Webb is the interim director of the Garrett-Evangelical Theological Seminary’s Center for the Church and the Black Experience and has received a masters degree in African American studies from Northwestern.
CBE partnered with the Fleetwood-Jourdain Theatre to produce a stage reading of “The Whipping Man” at the Noyes Cultural Arts Center as a part of Evanston’s celebration of Black History Month.
The play is the second of a 10-part “Out of the African Diaspora to Evanston” series, organized by CBE. The project aims to educate community members about the history of black Americans through different mediums such as art and preaching.
The play by Matthew Lopez is set in Richmond, Virginia, in April 1865. It describes the reunion of a young Confederate soldier with two of his former slaves after the end of the Civil War during Passover. Following the performance, audience members joined the actors to discuss the play’s themes.
Cedric Young portrayed Simon in the play, a former slave who takes care of his master’s son after he returns from battle with a bullet wound in his leg. After the performance, Young said the theme of former slaves and masters attempting to understand their post-abolition relationships is still relevant today.
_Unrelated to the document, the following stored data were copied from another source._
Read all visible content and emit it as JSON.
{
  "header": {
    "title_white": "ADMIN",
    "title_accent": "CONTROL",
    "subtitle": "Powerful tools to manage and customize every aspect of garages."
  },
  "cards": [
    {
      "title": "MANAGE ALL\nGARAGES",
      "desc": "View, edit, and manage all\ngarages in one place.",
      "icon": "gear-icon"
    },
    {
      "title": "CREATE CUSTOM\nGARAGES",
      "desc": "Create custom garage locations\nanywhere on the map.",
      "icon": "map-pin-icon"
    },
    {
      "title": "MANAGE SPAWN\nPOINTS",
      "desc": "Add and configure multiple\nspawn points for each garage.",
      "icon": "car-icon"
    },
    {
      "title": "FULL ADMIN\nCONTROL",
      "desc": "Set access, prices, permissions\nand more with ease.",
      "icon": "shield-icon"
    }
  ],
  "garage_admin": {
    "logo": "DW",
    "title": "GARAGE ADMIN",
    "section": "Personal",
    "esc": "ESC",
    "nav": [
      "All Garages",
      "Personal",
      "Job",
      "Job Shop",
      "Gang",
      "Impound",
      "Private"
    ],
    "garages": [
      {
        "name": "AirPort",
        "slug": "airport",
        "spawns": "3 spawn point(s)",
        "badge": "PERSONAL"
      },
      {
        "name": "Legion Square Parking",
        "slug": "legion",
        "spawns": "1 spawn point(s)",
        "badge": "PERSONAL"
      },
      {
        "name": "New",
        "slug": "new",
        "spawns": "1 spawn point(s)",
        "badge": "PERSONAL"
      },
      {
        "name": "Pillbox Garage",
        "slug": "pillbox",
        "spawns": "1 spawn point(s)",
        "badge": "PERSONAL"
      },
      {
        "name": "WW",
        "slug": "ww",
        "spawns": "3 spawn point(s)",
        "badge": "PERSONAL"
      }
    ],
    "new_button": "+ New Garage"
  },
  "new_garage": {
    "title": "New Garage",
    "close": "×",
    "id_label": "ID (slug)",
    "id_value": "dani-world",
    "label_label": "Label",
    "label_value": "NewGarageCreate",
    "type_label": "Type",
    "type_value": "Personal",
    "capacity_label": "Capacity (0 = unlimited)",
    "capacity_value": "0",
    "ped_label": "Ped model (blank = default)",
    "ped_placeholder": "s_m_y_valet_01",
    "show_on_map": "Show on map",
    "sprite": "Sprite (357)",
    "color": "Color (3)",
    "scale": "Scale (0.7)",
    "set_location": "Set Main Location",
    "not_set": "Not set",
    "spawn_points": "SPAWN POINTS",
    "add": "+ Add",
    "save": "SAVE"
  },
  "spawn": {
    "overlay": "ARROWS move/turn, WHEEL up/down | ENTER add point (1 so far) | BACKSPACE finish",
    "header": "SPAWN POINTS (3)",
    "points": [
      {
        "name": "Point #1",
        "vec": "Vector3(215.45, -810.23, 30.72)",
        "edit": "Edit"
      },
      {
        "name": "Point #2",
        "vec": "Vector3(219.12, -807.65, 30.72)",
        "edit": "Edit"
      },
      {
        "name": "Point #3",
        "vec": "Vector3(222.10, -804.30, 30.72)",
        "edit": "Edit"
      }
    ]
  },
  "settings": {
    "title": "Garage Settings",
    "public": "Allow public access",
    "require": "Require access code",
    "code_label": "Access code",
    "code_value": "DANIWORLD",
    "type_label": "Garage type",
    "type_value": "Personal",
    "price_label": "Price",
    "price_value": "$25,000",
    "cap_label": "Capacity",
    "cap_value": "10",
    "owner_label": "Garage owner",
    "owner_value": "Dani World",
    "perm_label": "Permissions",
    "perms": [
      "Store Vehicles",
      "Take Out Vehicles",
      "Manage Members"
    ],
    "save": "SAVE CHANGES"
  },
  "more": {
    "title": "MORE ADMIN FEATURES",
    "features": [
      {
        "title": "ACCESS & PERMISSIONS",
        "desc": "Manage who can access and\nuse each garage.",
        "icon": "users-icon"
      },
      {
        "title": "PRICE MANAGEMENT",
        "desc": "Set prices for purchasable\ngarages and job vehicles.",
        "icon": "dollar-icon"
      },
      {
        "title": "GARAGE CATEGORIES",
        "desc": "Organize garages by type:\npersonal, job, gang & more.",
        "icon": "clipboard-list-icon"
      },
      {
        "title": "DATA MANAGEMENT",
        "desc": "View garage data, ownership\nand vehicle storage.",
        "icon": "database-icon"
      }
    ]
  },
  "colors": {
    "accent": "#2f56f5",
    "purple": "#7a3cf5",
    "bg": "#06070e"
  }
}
“This is something that’s going to take so much longer to start sinking in with people,” Young said. “Even today, some people have problems with who is inferior and who is not.”
Chicago resident Molly Burns said chamber readings such as “The Whipping Man” can be very powerful.
She added that it was “interesting, ironic and slightly sad” that the play was set in Richmond, in light of the news surrounding Virginia Gov. Ralph Northam’s racist yearbook photo of one man in blackface and another wearing Ku Klux Klan garb.
“It’s everyone’s responsibility to further our understanding about what people are going through and what people have gone through,” Burns said.
Tim Rhoze, who directed the Sunday performance, said the play is a challenging piece because it was “rocking the foundation” of people’s preconceived notions about slavery.
He said every attendee takes away something unique, but what is important is that viewers engage in thoughtful discussion.
“Plays like this allow people an opportunity to have conversation that enlightens them even more, to be able to speak their truth and to hear other people’s truths,” Rhoze said. “Go out and have conversation about what you’ve just witnessed.”
Webb said the play exposed the “nuances” of history, such as that Jewish families owned slaves. He said he hopes the play encourages community members to “do their own anti-oppression work.”
“Evanston tends, to me, to kind of understand itself as rather liberal and progressive and having the issue of race and racism already solved,” Webb said. “There are some significant promises of an Evanston-type of town, but I also think there’s quite a long ways to go.”